Angin berhembus lumayan kencang, awan hitam mulai menutupi langit, sepertinya hujan akan datang, daun mangga tampak berguguran mengotori pekarangan. Terlihat Sumirah setengah berlari menuju teras rumahnya lalu membuka pintu dan menutupnya kembali. Aku merapatkan gorden, membaringkan tubuhku di ranjang.
Hujan tidak benar-benar turun, hari kembali cerah, dan aku melihat lagi Sumirah keluar lewat pintu bagian samping rumahnya sembari membawa ember berisi pakaian untuk dijemur. Sumirah berharap hari ini akan cerah.
Sumirah, ia itulah namanya, putri pak Hamid kepala sekolah di salah satu SMU negeri di kampung ini. Sumirah kecil adalah teman bermainku, namun kini ia telah dewasa, dia adalah wanita yang sangat ku kagumi, kecerdasannya dan wajahnya yg manis membuat aku ingin selalu memandangnya.
Sumirah memang cerdas, aku tidak perlu melakukan riset untuk membuktikan itu, dia adalah wanita yang membuatku tidak pernah merasakan menjadi juara pertama selama aku sekelas dengannya.
Kegaguman ku padanya tidak hanya menghabiskan hari-hari ku untuk mengamatinya, melainkan mencuri sebagian hayalan ku, bahwa aku akan berada di pulau terpencil, hanya kami berdua, tidak ada manusia di sana selain kami.
Aku akan menjalani hari-hari ku bersamanya, tanpa pemuda itu, pemuda yang selalu berkunjung ke rumahnya, yang selalu mencampakan aku dari hayalan ku, untuk kembali kepada kenyataan bahwa aku hanya bisa menyaksikan mereka bercengkrama di beranda rumahnya.

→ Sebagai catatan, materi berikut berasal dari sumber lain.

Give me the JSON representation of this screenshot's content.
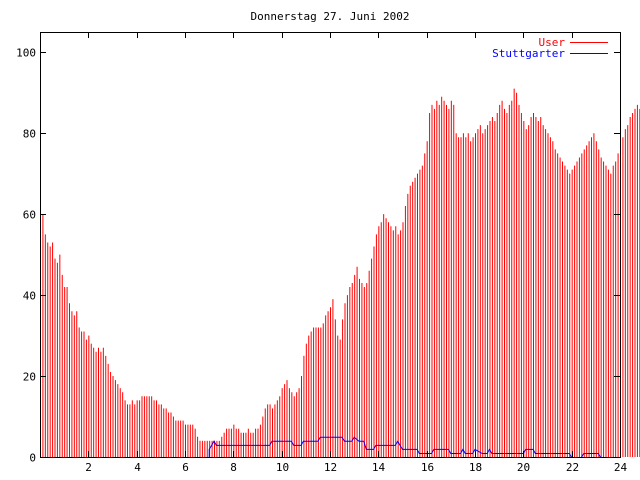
{
  "chart_data": {
    "type": "bar",
    "title": "Donnerstag 27. Juni 2002",
    "xlabel": "",
    "ylabel": "",
    "xlim": [
      0,
      24
    ],
    "ylim": [
      0,
      105
    ],
    "x_ticks": [
      2,
      4,
      6,
      8,
      10,
      12,
      14,
      16,
      18,
      20,
      22,
      24
    ],
    "x_tick_labels": [
      "2",
      "4",
      "6",
      "8",
      "10",
      "12",
      "14",
      "16",
      "18",
      "20",
      "22",
      "24"
    ],
    "y_ticks": [
      0,
      20,
      40,
      60,
      80,
      100
    ],
    "y_tick_labels": [
      "0",
      "20",
      "40",
      "60",
      "80",
      "100"
    ],
    "legend_position": "top-right",
    "colors": {
      "user": "#ff0000",
      "stuttgarter": "#0000ff",
      "frame": "#000000"
    },
    "series": [
      {
        "name": "User",
        "style": "impulses",
        "x_step_hours": 0.1,
        "values": [
          67,
          60,
          55,
          53,
          52,
          53,
          49,
          48,
          50,
          45,
          42,
          42,
          38,
          36,
          35,
          36,
          32,
          31,
          31,
          29,
          30,
          28,
          27,
          26,
          27,
          26,
          27,
          25,
          23,
          21,
          20,
          19,
          18,
          17,
          16,
          14,
          13,
          13,
          14,
          13,
          14,
          14,
          15,
          15,
          15,
          15,
          15,
          14,
          14,
          13,
          13,
          12,
          12,
          11,
          11,
          10,
          9,
          9,
          9,
          9,
          8,
          8,
          8,
          8,
          7,
          5,
          4,
          4,
          4,
          4,
          4,
          4,
          4,
          4,
          4,
          5,
          6,
          7,
          7,
          7,
          8,
          7,
          7,
          6,
          6,
          6,
          7,
          6,
          6,
          7,
          7,
          8,
          10,
          12,
          13,
          13,
          12,
          13,
          14,
          15,
          17,
          18,
          19,
          17,
          16,
          15,
          16,
          17,
          20,
          25,
          28,
          30,
          31,
          32,
          32,
          32,
          32,
          33,
          35,
          36,
          37,
          39,
          34,
          30,
          29,
          34,
          38,
          40,
          42,
          43,
          45,
          47,
          44,
          43,
          42,
          43,
          46,
          49,
          52,
          55,
          57,
          58,
          60,
          59,
          58,
          57,
          56,
          57,
          55,
          56,
          58,
          62,
          65,
          67,
          68,
          69,
          70,
          71,
          72,
          75,
          78,
          85,
          87,
          86,
          88,
          87,
          89,
          88,
          87,
          86,
          88,
          87,
          80,
          79,
          79,
          80,
          79,
          80,
          78,
          79,
          80,
          81,
          82,
          80,
          81,
          82,
          83,
          84,
          83,
          85,
          87,
          88,
          86,
          85,
          87,
          88,
          91,
          90,
          87,
          85,
          83,
          81,
          82,
          84,
          85,
          84,
          83,
          84,
          82,
          81,
          80,
          79,
          78,
          76,
          75,
          74,
          73,
          72,
          71,
          70,
          71,
          72,
          73,
          74,
          75,
          76,
          77,
          78,
          79,
          80,
          78,
          76,
          74,
          73,
          72,
          71,
          70,
          72,
          73,
          75,
          77,
          79,
          81,
          82,
          84,
          85,
          86,
          87,
          86,
          85,
          86,
          87,
          88,
          85,
          84,
          85,
          86,
          87,
          88,
          87,
          88,
          89,
          88,
          87,
          86,
          84,
          82,
          80,
          79,
          78,
          77,
          76,
          74,
          72,
          70,
          68,
          67,
          66
        ]
      },
      {
        "name": "Stuttgarter",
        "style": "steps",
        "points": [
          [
            0,
            0
          ],
          [
            7.0,
            0
          ],
          [
            7.0,
            2
          ],
          [
            7.1,
            3
          ],
          [
            7.2,
            4
          ],
          [
            7.3,
            3
          ],
          [
            9.5,
            3
          ],
          [
            9.6,
            4
          ],
          [
            10.4,
            4
          ],
          [
            10.5,
            3
          ],
          [
            10.8,
            3
          ],
          [
            10.9,
            4
          ],
          [
            11.5,
            4
          ],
          [
            11.6,
            5
          ],
          [
            12.5,
            5
          ],
          [
            12.6,
            4
          ],
          [
            12.9,
            4
          ],
          [
            13.0,
            5
          ],
          [
            13.2,
            4
          ],
          [
            13.4,
            4
          ],
          [
            13.5,
            2
          ],
          [
            13.8,
            2
          ],
          [
            13.9,
            3
          ],
          [
            14.7,
            3
          ],
          [
            14.8,
            4
          ],
          [
            14.9,
            3
          ],
          [
            15.0,
            2
          ],
          [
            15.6,
            2
          ],
          [
            15.7,
            1
          ],
          [
            16.2,
            1
          ],
          [
            16.3,
            2
          ],
          [
            16.9,
            2
          ],
          [
            17.0,
            1
          ],
          [
            17.4,
            1
          ],
          [
            17.5,
            2
          ],
          [
            17.6,
            1
          ],
          [
            17.9,
            1
          ],
          [
            18.0,
            2
          ],
          [
            18.3,
            1
          ],
          [
            18.5,
            1
          ],
          [
            18.6,
            2
          ],
          [
            18.7,
            1
          ],
          [
            20.0,
            1
          ],
          [
            20.1,
            2
          ],
          [
            20.4,
            2
          ],
          [
            20.5,
            1
          ],
          [
            21.9,
            1
          ],
          [
            22.0,
            0
          ],
          [
            22.4,
            0
          ],
          [
            22.5,
            1
          ],
          [
            23.1,
            1
          ],
          [
            23.2,
            0
          ],
          [
            24.0,
            0
          ]
        ]
      }
    ]
  }
}
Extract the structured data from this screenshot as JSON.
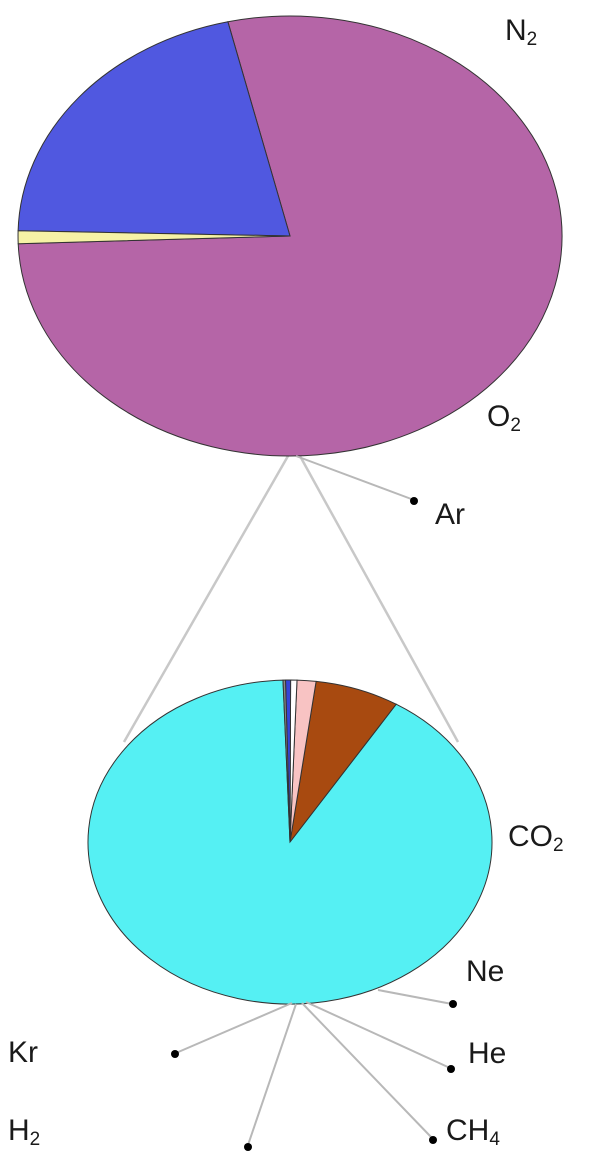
{
  "chart_data": [
    {
      "type": "pie",
      "series": [
        {
          "label": "N2",
          "value": 78.08,
          "color": "#b565a7"
        },
        {
          "label": "O2",
          "value": 20.95,
          "color": "#5058e0"
        },
        {
          "label": "Ar",
          "value": 0.93,
          "color": "#f6f2a6"
        }
      ]
    },
    {
      "type": "pie",
      "series": [
        {
          "label": "CO2",
          "value": 90.0,
          "color": "#55f0f3"
        },
        {
          "label": "Ne",
          "value": 6.7,
          "color": "#a84a10"
        },
        {
          "label": "He",
          "value": 1.5,
          "color": "#f8c3c3"
        },
        {
          "label": "CH4",
          "value": 0.5,
          "color": "#ffffff"
        },
        {
          "label": "Kr",
          "value": 0.4,
          "color": "#3545d8"
        },
        {
          "label": "H2",
          "value": 0.2,
          "color": "#8a8a8a"
        }
      ]
    }
  ]
}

Aku dan Sumirah akan mendirikan gubuk di pulau itu, yang tak jauh dari rumpun pohon kelapa yang akan selalu ku panjat jika Sumirah menginginkan buahnya. Dan tentunya akan banyak kembang di pekarangan gubuk kami. Karena Sumirah kecil suka sekali menanam kembang. Aku yakin saat ini dia pun akan tetap senang jika kami berdua berada di tengah-tengah berbagai macam kembang.
Sesekali kami naik perahu bersama, mengarungi laut yang tenang, menuju pulau lainnya, aku akan menggayuh perahu dengan hati-hati, sebab aku tidak ingin membuatnya cemas akan tenggelam. Walaupun kadang aku ingin menakutinya, lalu dia akan berkata manja kepada ku meminta agar aku akan selalu menjaganya.
Sumirah riang sekali saat pulau tujuan kami mulai tampak, dia bernyanyi kecil dan gembira. Sebentar lagi kami akan menyelesaikan perjalanan yang besar, menuju pulau baru. Kami akan memberi nama pulau itu sama dengan nama anak kami kelak. Kami akan mendirikan tenda, menyalakan api unggun dan menghabiskan malam ini bersama.
Aku yakin dan percaya, bahwa nanti malam bintang-bintang akan hadir semua, menerangi malam kami, karena mereka juga akan gembira. Mengapa tidak, sebab mereka akan turut serta menjadi sumber kebahagiaan sepasang anak manusia, bukankah mereka ditugaskan untuk itu.
Kami semakin dekat ke bibir pantai, kabut yang menghalangi pemandangan semakin tipis, warna hijau pulau tersebut pun semakin terlihat jelas, kami disambut sekawanan burung dan tingkah lucu kera yang bergelantungan di pepohonan. Aku semakin semangat menggayuh perahu ku.